Here’s Nichol, after reminding us of Lincoln’s famous call to “allow the governed an equal voice in the government”:

“Few spectacles could more profoundly debase Lincoln’s sense of the meaning of America than the recent parade of presidential hopefuls seeking audience, in supplication, before a growing list of billionaire funders.

The Koch brothers announced that a billion dollars is up for grabs in 2016 for the candidate who most pleases them. Casino operator Sheldon Adelson, who reportedly coughed up $100 million in 2012, allowed tribute to be paid, and sought, a couple of weeks ago at his Las Vegas hotel. Republican candidates appeared with bells on.

Hedge fund magnate Robert Mercer announced he’ll sponsor Ted Cruz. Rick Santorum, once again, will carry the colors of investment manager Foster Friess. Florida billionaire Norman Braman will provide at least $10 million for Marco Rubio. Jeb Bush’s new Super PAC, Right To Rise, will reportedly secure $100 million of individual and corporate donations before the end of May.

Democrats are no better. Hillary Clinton followed up her announcement that curing the evils of money and politics will be a core component of her campaign by traveling to California to seek massive contributions for the Priorities USA Super PAC. She’s confident we’ve forgotten the Lincoln bedroom leases and the overtly purchased attentions (and pardons) of her husband’s administration….

The Washington Post described the unfolding primary as “a brawl of billionaires.” The elites of the super donor class shield and secure their own, seemingly essential, primary. The Center for Responsive Politics reminds that, in 2012, about a hundred people and their spouses contributed 67 percent of all Super PAC funding. The 1 percent of the 1 percent of the 1 percent.”

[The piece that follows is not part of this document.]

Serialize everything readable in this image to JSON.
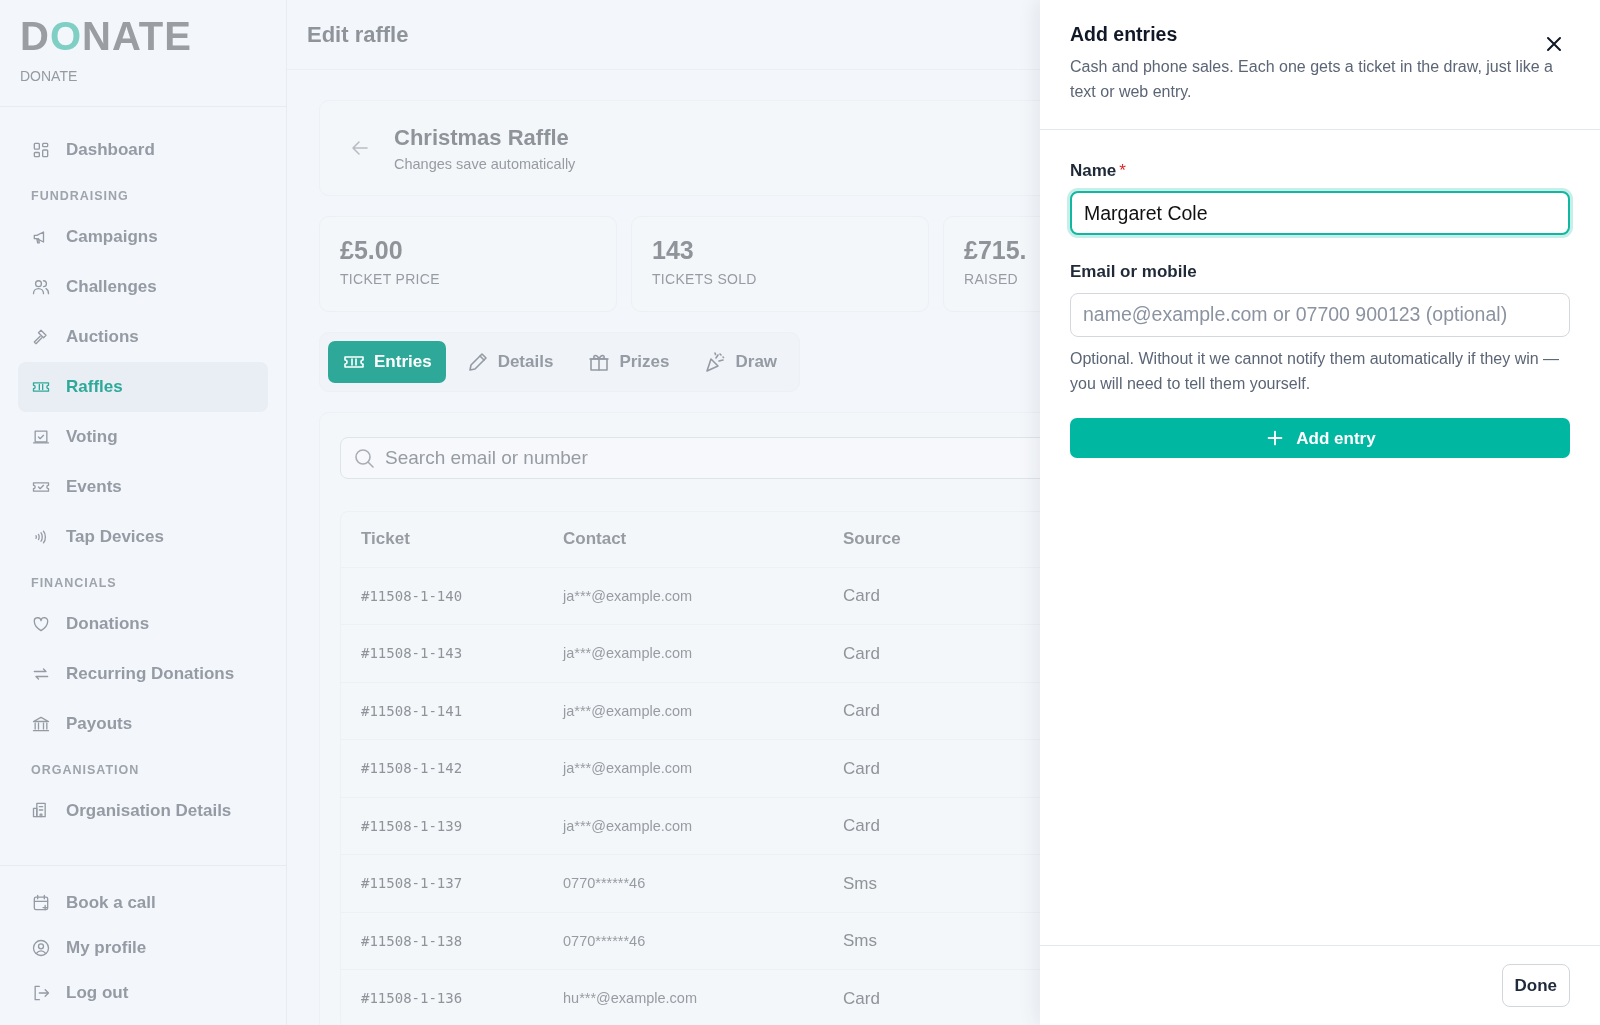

After reminding us that this ridiculous situation has all been made possible by a series of Supreme Court rulings that have equated unfettered spending by billionaires with “free speech,” he concludes this way:

“We are not without weapons. Jurisdiction can be curtailed. New seats can be added to the court. Judges can be impeached for attempting to destroy democracy. Enough is enough. Tom Paine wouldn’t put up with this. Neither would old Abe.”

He’s right. let’s get to work.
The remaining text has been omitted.